When, I opened this story again three days ago all I did was cry. I sat there and cried. I re-read some of the stories about the kids I taught and my heart was broken all over again. I re-read about the anger, frustration, and the unbelievable that happened on a daily basis. And, I re-read about the love–the love of teaching, and love for my students.

Ready to write again, I sat down and tried to write. I added only one sentence and stopped. Most of what I write comes from a place that I can’t describe. Words are gifted to me simply to be shared. I have no other purpose in my writing, except to share this gift. I sat there staring at my screen asking, “What am I supposed to share? Where are the words?”

I get to start over with a clean slate. Clean slates are blessings and gateways into possibility.

Sometimes, we need to surrender, be brave and let go of our ideas, beliefs, fears, friendships/relationships, patterns, excuses, and anything that’s holding us back. When we wipe the slate clean, we are given new energy to create a new life, and a new story (including double rainbows).

Self-Care Blues

Truth is I feel very busy with a lot of very abundant happenings: work, going to school, teaching yoga, and everything else that has been happening all at once. This happens. We get busy. The mind likes busy. Yet, busy can lead to not taking care of YOU. This is what I’m calling the self-care blues. I admit to being in this pattern more often than not, and maybe most of the time. I couldn’t figure it out for the past few weeks why I was getting cranky and frustrated. I was having the self-care blues. I wasn’t nourishing myself, and taking the time to take care of me, which lead to symptoms of frustration, being crotchety, and overwhelmed. We all have our own ways of expressing this. It’s a pattern, and patterns can be changed. We can rewire our patterns, we just have to do the opposite.

Patterns are like broken bones, they prevent you from moving forward until you are able to heal the pattern. Only broken bones can sometimes show us what needs healing.

I decided to work on this pattern by doing the opposite. For the past week, I’ve made daily commitments to myself. I write down what I am going to do that day for myself.
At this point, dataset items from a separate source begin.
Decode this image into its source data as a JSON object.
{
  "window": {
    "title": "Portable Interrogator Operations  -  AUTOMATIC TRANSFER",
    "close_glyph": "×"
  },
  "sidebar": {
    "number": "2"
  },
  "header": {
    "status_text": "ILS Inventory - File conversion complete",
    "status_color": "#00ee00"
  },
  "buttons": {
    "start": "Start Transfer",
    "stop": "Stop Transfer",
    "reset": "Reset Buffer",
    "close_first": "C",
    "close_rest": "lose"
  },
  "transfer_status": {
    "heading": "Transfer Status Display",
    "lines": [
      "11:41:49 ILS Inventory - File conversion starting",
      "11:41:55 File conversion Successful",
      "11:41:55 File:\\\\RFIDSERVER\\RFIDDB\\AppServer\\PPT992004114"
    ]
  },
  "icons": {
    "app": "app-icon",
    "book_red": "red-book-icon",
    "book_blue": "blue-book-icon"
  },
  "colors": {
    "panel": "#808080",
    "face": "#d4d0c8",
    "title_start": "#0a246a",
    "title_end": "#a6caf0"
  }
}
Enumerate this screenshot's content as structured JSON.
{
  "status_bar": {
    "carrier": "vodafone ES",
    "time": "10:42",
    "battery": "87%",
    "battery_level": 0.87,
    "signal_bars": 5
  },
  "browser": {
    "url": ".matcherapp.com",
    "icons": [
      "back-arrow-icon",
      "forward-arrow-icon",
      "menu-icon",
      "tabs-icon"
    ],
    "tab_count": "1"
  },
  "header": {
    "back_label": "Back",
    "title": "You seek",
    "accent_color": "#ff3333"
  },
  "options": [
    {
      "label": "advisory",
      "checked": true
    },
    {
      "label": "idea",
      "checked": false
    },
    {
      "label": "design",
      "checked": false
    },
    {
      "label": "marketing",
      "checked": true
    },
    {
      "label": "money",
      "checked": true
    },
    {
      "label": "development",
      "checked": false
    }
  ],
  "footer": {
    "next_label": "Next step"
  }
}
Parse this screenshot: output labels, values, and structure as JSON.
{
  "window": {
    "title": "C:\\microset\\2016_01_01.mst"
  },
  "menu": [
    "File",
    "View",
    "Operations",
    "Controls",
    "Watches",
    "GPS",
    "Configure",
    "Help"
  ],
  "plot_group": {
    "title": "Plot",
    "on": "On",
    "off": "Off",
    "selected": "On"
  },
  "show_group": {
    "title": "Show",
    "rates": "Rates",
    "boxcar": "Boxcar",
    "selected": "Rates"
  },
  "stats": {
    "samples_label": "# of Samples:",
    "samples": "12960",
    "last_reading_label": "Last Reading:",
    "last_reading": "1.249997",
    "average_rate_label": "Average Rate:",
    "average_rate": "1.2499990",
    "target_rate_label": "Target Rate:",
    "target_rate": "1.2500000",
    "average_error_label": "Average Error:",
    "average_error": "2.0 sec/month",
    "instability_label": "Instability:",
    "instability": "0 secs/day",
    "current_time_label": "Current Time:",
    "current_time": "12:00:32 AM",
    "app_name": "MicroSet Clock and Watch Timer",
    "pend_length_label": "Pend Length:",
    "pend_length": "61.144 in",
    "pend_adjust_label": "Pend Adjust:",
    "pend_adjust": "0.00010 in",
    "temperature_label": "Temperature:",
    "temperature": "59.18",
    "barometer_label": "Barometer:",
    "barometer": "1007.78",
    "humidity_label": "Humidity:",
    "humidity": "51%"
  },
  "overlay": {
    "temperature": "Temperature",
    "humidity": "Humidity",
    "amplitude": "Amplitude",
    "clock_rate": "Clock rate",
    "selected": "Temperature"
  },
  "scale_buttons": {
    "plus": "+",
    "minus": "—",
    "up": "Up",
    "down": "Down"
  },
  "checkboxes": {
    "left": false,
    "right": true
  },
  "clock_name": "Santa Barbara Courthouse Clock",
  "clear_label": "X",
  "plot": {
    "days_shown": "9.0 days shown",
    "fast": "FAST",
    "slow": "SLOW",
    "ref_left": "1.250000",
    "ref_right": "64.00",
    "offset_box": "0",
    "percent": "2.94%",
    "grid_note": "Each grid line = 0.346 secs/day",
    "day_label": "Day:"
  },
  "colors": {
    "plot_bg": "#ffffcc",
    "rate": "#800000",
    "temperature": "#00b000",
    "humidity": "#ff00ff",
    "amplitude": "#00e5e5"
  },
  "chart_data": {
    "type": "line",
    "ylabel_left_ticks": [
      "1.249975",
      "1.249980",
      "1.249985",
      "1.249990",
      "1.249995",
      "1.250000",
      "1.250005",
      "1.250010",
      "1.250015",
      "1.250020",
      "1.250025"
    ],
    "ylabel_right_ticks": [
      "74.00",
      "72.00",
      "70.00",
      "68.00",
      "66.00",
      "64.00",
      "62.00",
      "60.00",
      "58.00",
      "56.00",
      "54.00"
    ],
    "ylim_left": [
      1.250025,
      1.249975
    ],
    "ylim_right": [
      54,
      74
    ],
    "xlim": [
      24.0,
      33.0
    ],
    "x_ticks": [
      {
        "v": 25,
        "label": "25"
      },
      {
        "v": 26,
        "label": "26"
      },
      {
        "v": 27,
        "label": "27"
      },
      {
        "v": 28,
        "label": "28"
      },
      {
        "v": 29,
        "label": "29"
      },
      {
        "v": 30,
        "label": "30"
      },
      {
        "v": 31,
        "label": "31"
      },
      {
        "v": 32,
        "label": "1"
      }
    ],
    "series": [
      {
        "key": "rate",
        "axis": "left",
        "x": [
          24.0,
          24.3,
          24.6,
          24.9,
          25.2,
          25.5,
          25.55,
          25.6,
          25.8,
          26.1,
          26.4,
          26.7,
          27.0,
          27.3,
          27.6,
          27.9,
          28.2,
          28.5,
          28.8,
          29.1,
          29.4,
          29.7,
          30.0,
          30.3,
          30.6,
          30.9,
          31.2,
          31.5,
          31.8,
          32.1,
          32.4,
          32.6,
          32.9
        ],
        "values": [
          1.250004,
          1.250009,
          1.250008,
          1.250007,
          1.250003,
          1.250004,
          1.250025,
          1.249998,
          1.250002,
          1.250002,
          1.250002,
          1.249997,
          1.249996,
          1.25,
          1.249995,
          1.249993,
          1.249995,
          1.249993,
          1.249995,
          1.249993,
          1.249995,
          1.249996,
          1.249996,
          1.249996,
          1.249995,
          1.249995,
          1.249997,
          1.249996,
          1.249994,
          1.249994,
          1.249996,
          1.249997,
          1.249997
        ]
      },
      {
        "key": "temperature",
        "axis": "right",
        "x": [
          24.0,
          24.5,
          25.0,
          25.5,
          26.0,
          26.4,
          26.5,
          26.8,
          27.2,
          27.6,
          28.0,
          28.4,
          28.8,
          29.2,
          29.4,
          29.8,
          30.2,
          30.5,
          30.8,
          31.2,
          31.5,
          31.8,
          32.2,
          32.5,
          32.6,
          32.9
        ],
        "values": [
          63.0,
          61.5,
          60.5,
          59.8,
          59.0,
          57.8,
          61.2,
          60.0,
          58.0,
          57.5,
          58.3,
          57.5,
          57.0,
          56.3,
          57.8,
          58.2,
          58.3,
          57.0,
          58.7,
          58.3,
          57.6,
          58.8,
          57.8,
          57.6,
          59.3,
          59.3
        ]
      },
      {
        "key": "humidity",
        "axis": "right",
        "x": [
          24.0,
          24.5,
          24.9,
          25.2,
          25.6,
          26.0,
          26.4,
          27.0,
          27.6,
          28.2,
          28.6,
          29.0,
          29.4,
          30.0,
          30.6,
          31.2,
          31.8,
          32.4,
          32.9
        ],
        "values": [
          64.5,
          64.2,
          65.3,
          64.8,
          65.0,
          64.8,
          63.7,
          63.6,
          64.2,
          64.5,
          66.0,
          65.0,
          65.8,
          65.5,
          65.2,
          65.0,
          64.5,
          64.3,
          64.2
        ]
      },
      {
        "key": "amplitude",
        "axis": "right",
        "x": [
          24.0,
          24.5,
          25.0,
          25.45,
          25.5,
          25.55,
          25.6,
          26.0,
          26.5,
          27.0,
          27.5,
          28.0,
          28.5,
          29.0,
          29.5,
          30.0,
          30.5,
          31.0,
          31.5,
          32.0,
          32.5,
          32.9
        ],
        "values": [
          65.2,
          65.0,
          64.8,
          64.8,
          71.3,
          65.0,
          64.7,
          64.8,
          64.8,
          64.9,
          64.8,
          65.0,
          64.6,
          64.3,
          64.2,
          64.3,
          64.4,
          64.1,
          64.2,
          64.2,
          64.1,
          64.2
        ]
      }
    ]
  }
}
And, I keep it open and free to change. For example, yesterday my commitment was to go for a 20-minute walk, but the painting I had been working on kept calling to me. So, I decided to spend 20-minutes working on my painting. The other day it was to meditate for 30-minutes and give myself Reiki. Each day is different and each commitment will be different, and keeping it organic with your needs day to day will make it more nourishing for you.

My suggestion from my experience is to keep it simple and light. It doesn’t have to be a serious endeavor. Also, involving your loved ones and friends is helpful, because I have found that they will and can at times keep you on track more than you. My boyfriend now likes to ask me if I’ve kept my commitment for the day. It makes all of the difference. Making a small commitment to yourself like taking a bath, eating a salad, practicing yoga for 10 minutes, walking outside, or watching a funny movie can all be incredibly nourishing and healing. Little steps are like big leaps. We just have to start.